Not too long ago, I was combing through the programming on one of the outdoor networks on satellite. I stumbled upon the show "Fishing the Flats," and of course, with my trip to The Bahamas only a week away, I've been trying to sponge up as much information about flats fishing as I can. So, naturally, I tuned in.

And, to my surprise, there was Henry Waszchuk, flinging hardware at bonefish and triggerfish on some far-flung Caribbean flat. Waszchuk is former football player--he played for the Hamilton Tigercats of the Canadian Football League in the 70s and 80s, and he still looks to be in pretty good shape, if a bit grizzled and gray (but who am I to talk?).

I'd always enjoyed "Fishin' Canada," and, although I'm not a huge fan of baitcasting or spincasting, I did enjoy Waszchuk's episode on the flats, and it seems he's acquired a taste for the warm Caribbean over the chill of winter in Ontario. Who can blame him?

The next natural progression in this little saga though, was for me to get online and see if I couldn't find some of those old "Fishin' Canada" shows. This is where the story turns a little sad. It seems that, back in the late 1990s, when I was watching Waszchuk and Labignan a few times a week, they got busted for fishing violations and had their credentials stripped from them by the Outdoor Writers of Canada--the violations ranged from fishing out of season, rehooking foul-hooked fish in the mouth for filming and rehooking fish caught by other anglers and then recording the staged battle.

Pretty sleazy stuff, honestly, I would have been happy to remain ignorant of this dalliance from the ethical norm.

I'm not perfect, and I have no experience with television production or the trials of producing a fishing program where success depends on good fishing and good footage. And it's been more than 15 years since the violations took place.

Nevertheless, it demonstrates the power of the Internet, and the stigma that comes with getting caught doing something ethically questionable.

As a member of the Outdoor Writers Association of America, I completely understand OWC's actions all those years ago, and support them. I hope that, as both Labignan and Waszchuk have continued with their broadcast careers, they've become a bit more conscientious and they've managed to communicate their passion for fishing without compromising the ethics of sportfishing itself. Judging from chatter on the message boards as recently as 2007, folks are watching these two closely, and every move that's even remotely questionable is being challenged.

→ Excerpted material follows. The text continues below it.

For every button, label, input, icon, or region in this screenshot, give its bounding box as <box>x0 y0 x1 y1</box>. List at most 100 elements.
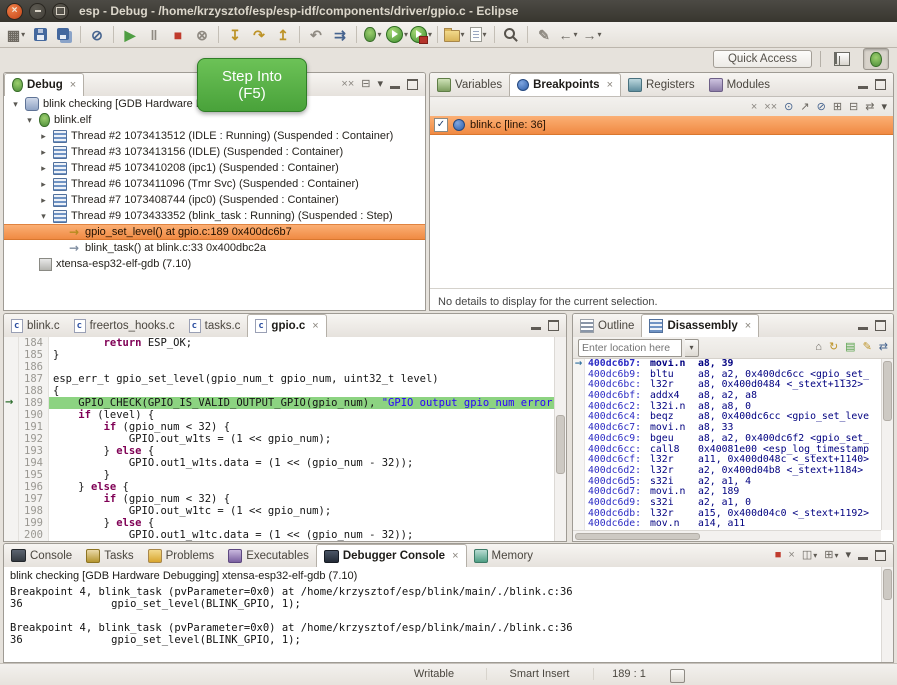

They're not the first from the sporting world to fall from grace. Remember Ted Nugent?

It happens, I guess. But there's one thing we should all recognize as fact: bad behavior by just a few hunters and anglers allows our critics to paint all of us with a pretty broad brush. It's a good reminder to always be on your best behavior, be courteous and be respectful of the resource. I now have a completely different opinion of the two guys who entertained me all those years ago while my daughter was an infant.

When I head to The Bahamas at the end of the week and I'm reminded of Henry Waszchuk fishing the flats, I won't be able to help myself... he just doesn't command the respect he once did. Fair or not, it is what it is. As Eddie Murphy once famously said about something else a bit unflattering, "It's like luggage. You keep that shit forever."

Photo courtesy of
Bonefish fact of the day: Bonefish can swim nearly 40 mph, which makes them the seventh-fastest fish on the planet. Which fish is the fastest? The sailfish takes top honors, swimming a scorching 70 mph.


  1. I really enjoyed Canadian Sportfishing too. The episode with the giant Labrador Brook Trout being caught on mouse flies was pretty great. Much like yourself, I was trying to find old episodes online and learned about their illegal/questionable practices. It's really sad.

  2. Indeed... that Labrador brook trout adventure... that's on my list! I don't wish them ill, of course... rather, I hope they learned from it, and are using better practices in their respective careers. Thanks for stopping by!